Medical Insurance Companies
In 2017, the Government Accountability Office (GAO) estimated that 10% of Medicare Advantage payments ~ a whopping $16.2 Billion ~ were lost to insurance fraud, improper payments, waste, and abuse. The Centers for Medicare and Medicaid Services (CMS) and private insurers such as Aetna, Blue Cross Blue Shield, and United Health Group have very robust fraud-detection units.... so why are billions still being lost to fraud?
One of the reasons for medical fraud losses is the fraud-detection life cycle, which can take a significant amount of time. Unfortunately, from the time a provider is noticed, to the time of exclusion, up to one year can pass. During this time the fraudster can switch cities, states, and businesses without being caught.
A second reason why fraud losses are high may be that insurance agencies do not cross-share exclusion information. For example, if a New York doctor is excluded in Medicaid, he may move next door to NJ to open up shop, and NJ may not have this information from the NY exclusion list.
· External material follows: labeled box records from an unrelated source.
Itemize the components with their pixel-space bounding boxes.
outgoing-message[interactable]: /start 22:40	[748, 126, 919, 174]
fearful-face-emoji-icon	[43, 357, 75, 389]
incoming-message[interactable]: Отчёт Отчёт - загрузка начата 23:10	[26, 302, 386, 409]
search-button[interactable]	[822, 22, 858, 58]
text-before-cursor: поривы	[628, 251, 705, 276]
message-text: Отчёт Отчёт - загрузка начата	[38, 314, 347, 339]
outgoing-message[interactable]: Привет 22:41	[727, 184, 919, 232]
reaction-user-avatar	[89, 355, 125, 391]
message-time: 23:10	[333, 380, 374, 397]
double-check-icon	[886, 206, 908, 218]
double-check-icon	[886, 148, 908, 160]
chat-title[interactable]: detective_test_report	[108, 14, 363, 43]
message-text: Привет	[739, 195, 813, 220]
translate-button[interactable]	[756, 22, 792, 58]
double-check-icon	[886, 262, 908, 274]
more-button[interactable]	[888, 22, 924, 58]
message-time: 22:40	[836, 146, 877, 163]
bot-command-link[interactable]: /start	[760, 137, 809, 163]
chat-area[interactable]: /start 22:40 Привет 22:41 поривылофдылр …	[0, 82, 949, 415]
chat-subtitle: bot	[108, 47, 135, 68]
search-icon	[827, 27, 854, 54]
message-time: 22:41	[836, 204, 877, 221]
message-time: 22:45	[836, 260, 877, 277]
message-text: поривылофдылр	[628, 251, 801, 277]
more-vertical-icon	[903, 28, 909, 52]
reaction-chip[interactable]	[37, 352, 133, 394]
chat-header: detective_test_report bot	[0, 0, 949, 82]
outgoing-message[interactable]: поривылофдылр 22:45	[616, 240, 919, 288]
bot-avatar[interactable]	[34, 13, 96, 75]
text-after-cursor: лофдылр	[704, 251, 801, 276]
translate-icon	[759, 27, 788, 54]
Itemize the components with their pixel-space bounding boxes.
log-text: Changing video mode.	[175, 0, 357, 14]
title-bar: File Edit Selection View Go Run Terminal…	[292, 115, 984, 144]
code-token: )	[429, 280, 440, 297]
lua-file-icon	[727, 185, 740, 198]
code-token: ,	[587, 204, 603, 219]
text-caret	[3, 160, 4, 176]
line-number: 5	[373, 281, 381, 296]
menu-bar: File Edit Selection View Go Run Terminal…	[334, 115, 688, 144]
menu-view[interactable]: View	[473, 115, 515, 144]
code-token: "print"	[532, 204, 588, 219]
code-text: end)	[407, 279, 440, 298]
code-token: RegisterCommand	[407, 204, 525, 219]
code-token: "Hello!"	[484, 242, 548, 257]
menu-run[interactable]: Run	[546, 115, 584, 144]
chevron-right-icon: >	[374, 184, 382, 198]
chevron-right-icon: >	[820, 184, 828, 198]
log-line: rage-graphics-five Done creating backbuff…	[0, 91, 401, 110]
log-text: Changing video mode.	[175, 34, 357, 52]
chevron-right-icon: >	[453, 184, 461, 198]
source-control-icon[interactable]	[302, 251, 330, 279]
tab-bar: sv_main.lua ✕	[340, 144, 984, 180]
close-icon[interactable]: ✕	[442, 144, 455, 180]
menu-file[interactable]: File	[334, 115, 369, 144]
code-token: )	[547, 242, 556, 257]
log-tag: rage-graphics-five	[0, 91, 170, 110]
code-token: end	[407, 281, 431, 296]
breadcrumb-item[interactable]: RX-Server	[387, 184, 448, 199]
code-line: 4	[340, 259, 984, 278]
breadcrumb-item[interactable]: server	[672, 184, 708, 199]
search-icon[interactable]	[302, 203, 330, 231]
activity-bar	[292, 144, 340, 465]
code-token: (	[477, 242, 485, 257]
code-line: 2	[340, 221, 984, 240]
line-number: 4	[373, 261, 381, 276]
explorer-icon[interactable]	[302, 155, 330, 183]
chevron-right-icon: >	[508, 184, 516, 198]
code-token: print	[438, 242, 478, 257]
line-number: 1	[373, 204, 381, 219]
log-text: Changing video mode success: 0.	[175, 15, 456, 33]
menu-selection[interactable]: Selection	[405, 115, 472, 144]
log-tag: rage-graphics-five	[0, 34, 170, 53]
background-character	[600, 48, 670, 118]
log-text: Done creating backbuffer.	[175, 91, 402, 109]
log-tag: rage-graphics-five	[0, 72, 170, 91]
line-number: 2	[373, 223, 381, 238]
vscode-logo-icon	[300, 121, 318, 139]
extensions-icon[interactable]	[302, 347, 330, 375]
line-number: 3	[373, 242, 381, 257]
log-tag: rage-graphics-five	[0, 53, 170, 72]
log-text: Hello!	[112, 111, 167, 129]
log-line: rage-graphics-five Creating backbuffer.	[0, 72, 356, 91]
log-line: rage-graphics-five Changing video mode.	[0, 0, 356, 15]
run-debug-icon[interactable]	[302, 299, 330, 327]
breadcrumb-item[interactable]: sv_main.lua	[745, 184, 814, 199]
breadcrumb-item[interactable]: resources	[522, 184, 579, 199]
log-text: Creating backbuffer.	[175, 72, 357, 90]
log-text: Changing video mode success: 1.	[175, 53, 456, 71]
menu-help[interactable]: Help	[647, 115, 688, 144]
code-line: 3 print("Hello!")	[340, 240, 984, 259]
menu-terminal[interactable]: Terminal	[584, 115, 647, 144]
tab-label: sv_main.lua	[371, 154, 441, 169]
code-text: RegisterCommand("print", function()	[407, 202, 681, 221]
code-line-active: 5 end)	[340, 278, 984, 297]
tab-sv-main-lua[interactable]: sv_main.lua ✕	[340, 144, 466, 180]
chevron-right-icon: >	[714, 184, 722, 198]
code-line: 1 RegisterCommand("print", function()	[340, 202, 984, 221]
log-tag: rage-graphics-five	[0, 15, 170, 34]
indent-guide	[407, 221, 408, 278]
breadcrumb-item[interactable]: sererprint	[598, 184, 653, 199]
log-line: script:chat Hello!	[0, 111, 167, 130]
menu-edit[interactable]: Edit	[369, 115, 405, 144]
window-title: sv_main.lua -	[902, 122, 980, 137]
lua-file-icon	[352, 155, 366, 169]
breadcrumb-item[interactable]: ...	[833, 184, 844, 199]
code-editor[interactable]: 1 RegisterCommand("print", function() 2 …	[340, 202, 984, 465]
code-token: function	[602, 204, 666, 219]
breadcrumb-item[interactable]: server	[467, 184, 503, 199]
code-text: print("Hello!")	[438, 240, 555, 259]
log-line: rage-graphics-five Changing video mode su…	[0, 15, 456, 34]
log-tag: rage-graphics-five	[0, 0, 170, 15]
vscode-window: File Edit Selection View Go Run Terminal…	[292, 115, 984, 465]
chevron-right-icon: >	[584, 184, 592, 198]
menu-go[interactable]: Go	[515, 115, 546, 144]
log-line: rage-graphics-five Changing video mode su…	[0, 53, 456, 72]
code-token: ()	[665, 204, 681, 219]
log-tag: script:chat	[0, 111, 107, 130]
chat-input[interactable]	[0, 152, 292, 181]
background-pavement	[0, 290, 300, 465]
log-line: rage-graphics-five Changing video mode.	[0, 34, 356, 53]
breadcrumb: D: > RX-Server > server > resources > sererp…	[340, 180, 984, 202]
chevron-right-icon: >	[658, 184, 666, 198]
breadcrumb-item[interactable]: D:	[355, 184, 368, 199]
Beyond Compliance helps prevent healthcare insurance fraud by combining several exclusion lists, such as the LEIE file, GSA-SAM suspension and debarment file, Medicaid exclusion lists, with our proprietary Health Care Fraud File, which contains very recent fraud indictments, pleadings, and convictions. An insurance provider typically maintains a provider enrollment file, which we merge against our library of exclusions lists. What makes Beyond Compliance unique is Health Care Fraud File (HCFF); it is updated daily with news stories on criminal indictments and arrests in the healthcare space, whether the arrest is for a doctor or an individual caught in a pill-mill scheme. Each provider's National Provider Identifier (NPI) is attached to each arrest announcement, along with the exact URL link to the relevant article. The majority of the news announcements are from reliable sources, such as the Department of Justice, the Office of the Inspector General, and the Federal Bureau of Investigations.
We currently screen health care providers against the following lists:
our proprietary Health Care Fraud File (HCFF)
the OIG LEIE File
the System for Award Management (SAM) Exclusion List
the NPPES File (National Plan and Provider Enumeration System)
State Medicaid Exclusion Lists
Drug Enforcement Agency (DEA) Cases Against Doctors
State Medical Board License Disciplinary Actions
Using our batch matching software, we will scrub your provider file against all of our exclusion lists, to identify potential insurance fraud as efficiently as possible. Because we make a significant effort to attach the NPI to every record, our batch matching process has a high degree of accuracy, with minimal false positives. Our advanced fuzzy-matching algorithms allow us to find connections that may have previously been hidden, all while maintaining a low false positive rate.